Short Bros. Sunderland Nash & Thompson FN-13 bow gun turret—Geoff Wong ©2022
Rear view of the Short Bros. Sunderland FN-13 bow gun turret showing the clear space required to retract the turret for mooring operations—Geoff Wong ©2022
Interior view of the Short Sunderland Nash & Thompson bow gun turret looking into the gunner’s position—Geoff Wong ©2022
Port side view of the Short Bros. Sunderland bow gun turret as well as its pair of Vickers Browning .303 machine guns—Geoff Wong ©2022

The Avro Lincoln’s (an evolution of the Avro Lancaster) nose turret was remotely controlled but only just. This was the Boulton-Paul F turret and it was placed directly over the bombardier’s position where its controls extended downward to the bombardier. This allowed for a bit of weight saving (by eliminating required space for an additional gunner) as well as streamlining. It was maneuvered by a hybrid electro-hydraulic system and loaded with just 275 rounds for each weapon. Fire control was still the basic Mark I eyeball. The RAF had, at least, improved defensive firepower by using .50 caliber machine guns over the formerly ubiquitous .303 caliber machine guns. The Lincoln’s other turrets each also had two .50 caliber machine guns mounted but were each manned by a gunner with no remote control capability.

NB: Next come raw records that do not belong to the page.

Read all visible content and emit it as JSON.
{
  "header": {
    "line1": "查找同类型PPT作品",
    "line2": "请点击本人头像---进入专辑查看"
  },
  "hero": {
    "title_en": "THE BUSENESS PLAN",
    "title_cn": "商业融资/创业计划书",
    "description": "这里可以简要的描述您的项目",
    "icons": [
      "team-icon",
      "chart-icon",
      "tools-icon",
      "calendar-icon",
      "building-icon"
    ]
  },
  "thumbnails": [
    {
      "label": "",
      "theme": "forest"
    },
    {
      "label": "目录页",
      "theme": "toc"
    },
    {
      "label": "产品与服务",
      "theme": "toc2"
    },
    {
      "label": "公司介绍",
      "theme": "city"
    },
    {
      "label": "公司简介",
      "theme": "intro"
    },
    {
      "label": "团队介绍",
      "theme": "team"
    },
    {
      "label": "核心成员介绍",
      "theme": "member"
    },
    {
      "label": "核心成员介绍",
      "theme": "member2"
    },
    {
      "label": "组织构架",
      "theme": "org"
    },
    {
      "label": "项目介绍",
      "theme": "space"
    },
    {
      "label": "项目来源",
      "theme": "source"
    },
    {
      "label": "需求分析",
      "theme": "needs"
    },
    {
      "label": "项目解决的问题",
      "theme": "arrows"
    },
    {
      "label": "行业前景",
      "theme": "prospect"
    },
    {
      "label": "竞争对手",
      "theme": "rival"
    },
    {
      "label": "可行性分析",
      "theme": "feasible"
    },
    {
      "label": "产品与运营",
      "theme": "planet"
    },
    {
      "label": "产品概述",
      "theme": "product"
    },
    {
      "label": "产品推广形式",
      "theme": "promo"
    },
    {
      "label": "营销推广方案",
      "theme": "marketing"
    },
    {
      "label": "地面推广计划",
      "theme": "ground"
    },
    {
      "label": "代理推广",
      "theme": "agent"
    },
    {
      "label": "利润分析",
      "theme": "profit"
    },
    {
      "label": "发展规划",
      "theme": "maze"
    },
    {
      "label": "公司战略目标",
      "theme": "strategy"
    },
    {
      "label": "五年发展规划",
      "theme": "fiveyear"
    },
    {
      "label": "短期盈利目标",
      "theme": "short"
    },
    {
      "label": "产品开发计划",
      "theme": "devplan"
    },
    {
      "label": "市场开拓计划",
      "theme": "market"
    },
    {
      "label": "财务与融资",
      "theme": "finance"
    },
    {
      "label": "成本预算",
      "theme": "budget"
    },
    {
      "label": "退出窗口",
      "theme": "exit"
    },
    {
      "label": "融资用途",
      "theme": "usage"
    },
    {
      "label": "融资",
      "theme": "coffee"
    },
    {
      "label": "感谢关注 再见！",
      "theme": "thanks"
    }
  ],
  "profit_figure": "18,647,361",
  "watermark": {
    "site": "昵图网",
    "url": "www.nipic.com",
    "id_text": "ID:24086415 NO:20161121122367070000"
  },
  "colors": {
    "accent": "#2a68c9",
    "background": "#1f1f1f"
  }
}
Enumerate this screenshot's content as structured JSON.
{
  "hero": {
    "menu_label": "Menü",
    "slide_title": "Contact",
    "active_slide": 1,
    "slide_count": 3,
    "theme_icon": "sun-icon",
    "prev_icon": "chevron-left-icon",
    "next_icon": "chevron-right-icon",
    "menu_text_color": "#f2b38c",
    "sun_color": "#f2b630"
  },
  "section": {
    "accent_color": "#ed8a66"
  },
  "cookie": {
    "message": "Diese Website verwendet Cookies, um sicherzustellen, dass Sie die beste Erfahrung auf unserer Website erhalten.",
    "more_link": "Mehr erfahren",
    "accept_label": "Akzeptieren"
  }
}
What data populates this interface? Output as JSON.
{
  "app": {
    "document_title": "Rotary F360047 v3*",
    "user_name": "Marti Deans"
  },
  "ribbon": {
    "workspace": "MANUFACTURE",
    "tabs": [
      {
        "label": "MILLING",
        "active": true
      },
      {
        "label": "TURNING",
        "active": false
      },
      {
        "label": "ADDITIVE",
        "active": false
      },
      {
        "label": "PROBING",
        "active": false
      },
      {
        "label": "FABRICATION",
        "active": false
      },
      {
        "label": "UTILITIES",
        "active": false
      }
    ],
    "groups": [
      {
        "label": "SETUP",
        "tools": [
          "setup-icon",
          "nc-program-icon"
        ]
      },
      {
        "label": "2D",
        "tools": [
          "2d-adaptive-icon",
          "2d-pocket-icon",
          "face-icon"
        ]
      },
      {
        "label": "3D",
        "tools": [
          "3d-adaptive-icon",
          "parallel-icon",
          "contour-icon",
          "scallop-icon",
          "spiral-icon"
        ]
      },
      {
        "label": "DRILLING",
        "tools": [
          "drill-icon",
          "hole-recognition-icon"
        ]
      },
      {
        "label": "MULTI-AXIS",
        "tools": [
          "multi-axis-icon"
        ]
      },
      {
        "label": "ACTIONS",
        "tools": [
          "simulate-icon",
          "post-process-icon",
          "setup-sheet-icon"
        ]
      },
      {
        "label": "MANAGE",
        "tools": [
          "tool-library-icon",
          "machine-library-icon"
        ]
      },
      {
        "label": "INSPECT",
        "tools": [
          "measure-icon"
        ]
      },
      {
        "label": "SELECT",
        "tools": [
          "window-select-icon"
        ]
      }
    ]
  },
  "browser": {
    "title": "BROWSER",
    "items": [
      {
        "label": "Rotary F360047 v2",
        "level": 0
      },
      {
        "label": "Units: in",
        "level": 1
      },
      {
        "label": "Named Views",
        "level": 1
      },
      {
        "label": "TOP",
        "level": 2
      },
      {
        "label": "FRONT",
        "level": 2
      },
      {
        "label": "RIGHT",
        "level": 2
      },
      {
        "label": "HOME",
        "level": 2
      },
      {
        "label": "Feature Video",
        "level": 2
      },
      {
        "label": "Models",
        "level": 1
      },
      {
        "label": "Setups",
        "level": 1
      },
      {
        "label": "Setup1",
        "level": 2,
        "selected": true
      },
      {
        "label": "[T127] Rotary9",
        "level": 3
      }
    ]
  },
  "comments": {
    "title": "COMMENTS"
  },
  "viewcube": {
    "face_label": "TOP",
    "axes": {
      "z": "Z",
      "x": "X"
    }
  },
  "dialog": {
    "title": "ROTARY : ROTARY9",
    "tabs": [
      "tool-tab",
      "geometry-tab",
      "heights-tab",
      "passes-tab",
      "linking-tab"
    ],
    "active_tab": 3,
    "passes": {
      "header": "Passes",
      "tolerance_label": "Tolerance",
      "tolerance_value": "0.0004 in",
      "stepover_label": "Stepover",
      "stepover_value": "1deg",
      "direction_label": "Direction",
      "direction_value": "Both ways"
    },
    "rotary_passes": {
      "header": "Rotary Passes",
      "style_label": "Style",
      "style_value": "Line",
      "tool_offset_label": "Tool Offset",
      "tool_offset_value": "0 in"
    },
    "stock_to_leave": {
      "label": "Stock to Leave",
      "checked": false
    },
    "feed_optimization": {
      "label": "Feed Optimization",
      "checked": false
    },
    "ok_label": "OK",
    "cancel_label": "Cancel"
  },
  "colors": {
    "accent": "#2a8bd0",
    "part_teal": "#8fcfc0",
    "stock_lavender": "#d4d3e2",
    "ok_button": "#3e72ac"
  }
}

Boulton-Paul F remotely controlled gun turret from an Avro Lincoln—Geoff Wong ©2022
Rear aspect of this Boulton-Paul F remotely controlled gun turret from an Avro Lincoln—Geoff Wong ©2022
The RAAFA Air Heritage Museum innovatively employs a clear plastic panel to better observe the interior of the Boulton-Paul F remotely controlled gun turret from an Avro Lincoln—Geoff Wong ©2022

On the other hand, the B-29 gun turrets were unmanned, electrically driven and were armed with two Browning .50 caliber machine guns each as well as being entirely remote from the gunner positions. This design had many inherent advantages as the weight of each turret was reduced which eased in mechanically traversing them. Aiming was vastly improved with the use of analog computers developed by General Electric—which accounted for barometric pressure, altitude, relative velocity and parallax error—that doubled the effective range of the Superfortress’s machine guns. This same system also had redundancy which allowed for one gunner to control multiple turrets or another turret of a wounded, or killed, fellow gunner. Quite a difference from other heavy bombers of the war as attacking fighters could now get the full, computer assisted, attention of at least four .50 caliber machine guns in two of the B-29’s five gun positions—all with a greater effective range than the opposing fighter’s own machine guns.  

Our thanks to Geoff Wong for these images and insights 🙂



This post was revised from the original post as an error was made in originally identifying the Boulton-Paul F turret, from an Avro Lincoln, as one from a B-29 turret.